Minister for Education James Merlino and the Member for Carrum Sonya Kilkenny announced the launch of the second phase of the innovative program during a visit to Patterson River Secondary College today.
Another 40 schools across Victoria will join the Doctors in Secondary Schools Program from this term, bringing it to a total of 60 government secondary schools currently participating in the program. From term 1, 2018, the program will be running in all 100 participating schools.
GP consultations will be available one day a week, providing medical advice and health support to students, who will incur no out-of-pocket costs.
Clinic services will be delivered in purpose-built, modern consultation rooms, on school grounds. The program will help enable young people to get the health care they need, including referrals for further physical and mental health management where needed.

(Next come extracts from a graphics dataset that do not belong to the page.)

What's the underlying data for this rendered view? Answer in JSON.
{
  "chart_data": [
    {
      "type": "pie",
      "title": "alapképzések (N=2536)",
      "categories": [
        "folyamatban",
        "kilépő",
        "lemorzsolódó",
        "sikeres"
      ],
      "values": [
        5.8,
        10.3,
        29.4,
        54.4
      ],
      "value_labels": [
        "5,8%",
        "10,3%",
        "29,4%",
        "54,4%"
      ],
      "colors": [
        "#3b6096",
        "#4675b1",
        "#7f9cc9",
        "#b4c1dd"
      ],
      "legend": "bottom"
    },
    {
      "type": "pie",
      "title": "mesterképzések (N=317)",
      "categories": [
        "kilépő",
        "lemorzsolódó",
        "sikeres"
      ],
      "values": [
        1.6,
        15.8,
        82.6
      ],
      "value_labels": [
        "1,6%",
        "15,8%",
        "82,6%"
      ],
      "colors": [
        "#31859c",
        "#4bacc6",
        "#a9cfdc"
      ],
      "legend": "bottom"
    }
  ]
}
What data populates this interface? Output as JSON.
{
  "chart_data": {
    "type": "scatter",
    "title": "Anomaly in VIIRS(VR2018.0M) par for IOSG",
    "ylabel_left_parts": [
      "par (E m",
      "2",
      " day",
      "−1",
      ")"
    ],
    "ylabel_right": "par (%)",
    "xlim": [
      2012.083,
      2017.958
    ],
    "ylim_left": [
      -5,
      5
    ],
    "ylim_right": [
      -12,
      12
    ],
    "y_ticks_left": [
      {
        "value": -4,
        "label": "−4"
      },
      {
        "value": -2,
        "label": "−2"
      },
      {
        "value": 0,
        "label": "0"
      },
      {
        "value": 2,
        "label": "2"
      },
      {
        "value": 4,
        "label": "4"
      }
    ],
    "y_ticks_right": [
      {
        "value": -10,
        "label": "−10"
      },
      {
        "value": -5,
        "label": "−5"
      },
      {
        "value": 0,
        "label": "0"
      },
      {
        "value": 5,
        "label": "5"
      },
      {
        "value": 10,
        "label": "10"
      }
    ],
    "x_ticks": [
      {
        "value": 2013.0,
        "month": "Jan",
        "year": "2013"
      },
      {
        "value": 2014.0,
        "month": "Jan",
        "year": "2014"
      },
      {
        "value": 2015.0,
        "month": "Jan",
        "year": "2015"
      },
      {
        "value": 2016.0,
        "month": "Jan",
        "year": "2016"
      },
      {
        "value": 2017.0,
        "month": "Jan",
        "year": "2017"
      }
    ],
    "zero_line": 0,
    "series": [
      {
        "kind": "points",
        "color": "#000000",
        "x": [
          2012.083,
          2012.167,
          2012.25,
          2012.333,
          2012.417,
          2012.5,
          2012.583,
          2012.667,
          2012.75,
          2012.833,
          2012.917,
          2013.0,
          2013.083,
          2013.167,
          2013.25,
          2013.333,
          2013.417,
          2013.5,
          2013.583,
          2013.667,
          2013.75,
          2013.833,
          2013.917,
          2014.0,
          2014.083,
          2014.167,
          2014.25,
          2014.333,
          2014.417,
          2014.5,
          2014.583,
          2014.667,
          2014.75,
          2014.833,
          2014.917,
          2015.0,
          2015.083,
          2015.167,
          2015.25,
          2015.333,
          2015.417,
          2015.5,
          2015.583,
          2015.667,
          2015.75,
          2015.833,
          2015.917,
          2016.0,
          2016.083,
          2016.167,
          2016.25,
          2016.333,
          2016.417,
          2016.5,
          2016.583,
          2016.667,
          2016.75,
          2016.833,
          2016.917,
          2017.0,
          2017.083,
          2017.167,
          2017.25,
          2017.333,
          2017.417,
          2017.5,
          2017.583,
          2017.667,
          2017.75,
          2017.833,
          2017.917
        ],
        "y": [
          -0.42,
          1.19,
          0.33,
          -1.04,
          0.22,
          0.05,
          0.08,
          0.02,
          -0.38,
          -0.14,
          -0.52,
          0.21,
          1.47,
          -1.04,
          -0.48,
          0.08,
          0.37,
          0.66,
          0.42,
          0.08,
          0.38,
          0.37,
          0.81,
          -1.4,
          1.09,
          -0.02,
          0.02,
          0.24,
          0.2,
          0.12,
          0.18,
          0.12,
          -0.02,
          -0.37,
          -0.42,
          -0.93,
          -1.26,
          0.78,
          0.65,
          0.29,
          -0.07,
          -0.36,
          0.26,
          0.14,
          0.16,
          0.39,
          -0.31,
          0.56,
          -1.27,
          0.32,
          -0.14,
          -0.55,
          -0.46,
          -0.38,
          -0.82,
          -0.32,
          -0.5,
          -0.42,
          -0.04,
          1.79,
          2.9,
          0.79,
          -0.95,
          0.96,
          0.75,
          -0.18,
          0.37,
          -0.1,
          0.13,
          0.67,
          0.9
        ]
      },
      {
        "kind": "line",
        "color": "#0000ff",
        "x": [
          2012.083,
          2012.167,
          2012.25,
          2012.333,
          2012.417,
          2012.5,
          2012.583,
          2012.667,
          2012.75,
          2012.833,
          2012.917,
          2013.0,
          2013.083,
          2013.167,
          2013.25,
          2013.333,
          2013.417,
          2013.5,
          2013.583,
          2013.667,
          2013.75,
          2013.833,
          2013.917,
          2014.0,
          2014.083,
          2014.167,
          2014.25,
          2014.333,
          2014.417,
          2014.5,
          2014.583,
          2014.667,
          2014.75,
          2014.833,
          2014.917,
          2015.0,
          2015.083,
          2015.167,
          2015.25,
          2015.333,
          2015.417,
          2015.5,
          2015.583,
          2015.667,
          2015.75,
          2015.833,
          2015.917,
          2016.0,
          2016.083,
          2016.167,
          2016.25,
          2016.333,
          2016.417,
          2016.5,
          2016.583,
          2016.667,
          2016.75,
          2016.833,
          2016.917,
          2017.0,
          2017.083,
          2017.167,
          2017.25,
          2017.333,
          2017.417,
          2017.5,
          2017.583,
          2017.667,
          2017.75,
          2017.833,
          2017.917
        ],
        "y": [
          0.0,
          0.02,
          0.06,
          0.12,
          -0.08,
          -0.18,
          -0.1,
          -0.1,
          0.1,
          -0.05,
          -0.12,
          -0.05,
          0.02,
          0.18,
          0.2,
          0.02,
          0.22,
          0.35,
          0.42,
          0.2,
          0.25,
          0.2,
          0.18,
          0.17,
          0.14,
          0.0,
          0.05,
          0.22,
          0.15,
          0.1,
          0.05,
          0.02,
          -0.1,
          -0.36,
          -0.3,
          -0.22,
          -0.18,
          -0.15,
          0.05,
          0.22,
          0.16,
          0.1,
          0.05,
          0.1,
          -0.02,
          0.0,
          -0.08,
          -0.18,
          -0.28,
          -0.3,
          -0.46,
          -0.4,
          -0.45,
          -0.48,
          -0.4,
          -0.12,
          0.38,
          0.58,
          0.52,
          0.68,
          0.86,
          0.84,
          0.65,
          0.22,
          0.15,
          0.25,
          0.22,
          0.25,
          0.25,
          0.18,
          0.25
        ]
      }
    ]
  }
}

Half of the schools participating in the program are located in regional Victoria, where families often face barriers to accessing healthcare for reasons including cost, transport and inconvenient appointment times.
A further 25 schools are located in growth areas to help meet increasing demand for primary health services.
The Labor Government has invested $43.8 million for the Doctors in Secondary Schools program, including $25.8 million to deliver the program and $18 million for the installation of consultation rooms on school grounds.
Quotes attributable to Minister for Education James Merlino
“Securing an on-site GP for Patterson River Secondary College will help young people to identify and address their health concerns early, while reducing pressure on working families.”
“We’re rolling this out across the state, with another 40 schools getting a GP on site from this term.”
Quote attributable to Member for Carrum Sonya Kilkenny
“We know adolescents have some of the lowest GP attendance rates, meaning many could be missing out on vital healthcare support, and this ground-breaking program will help address barriers preventing young Victorians from accessing healthcare.”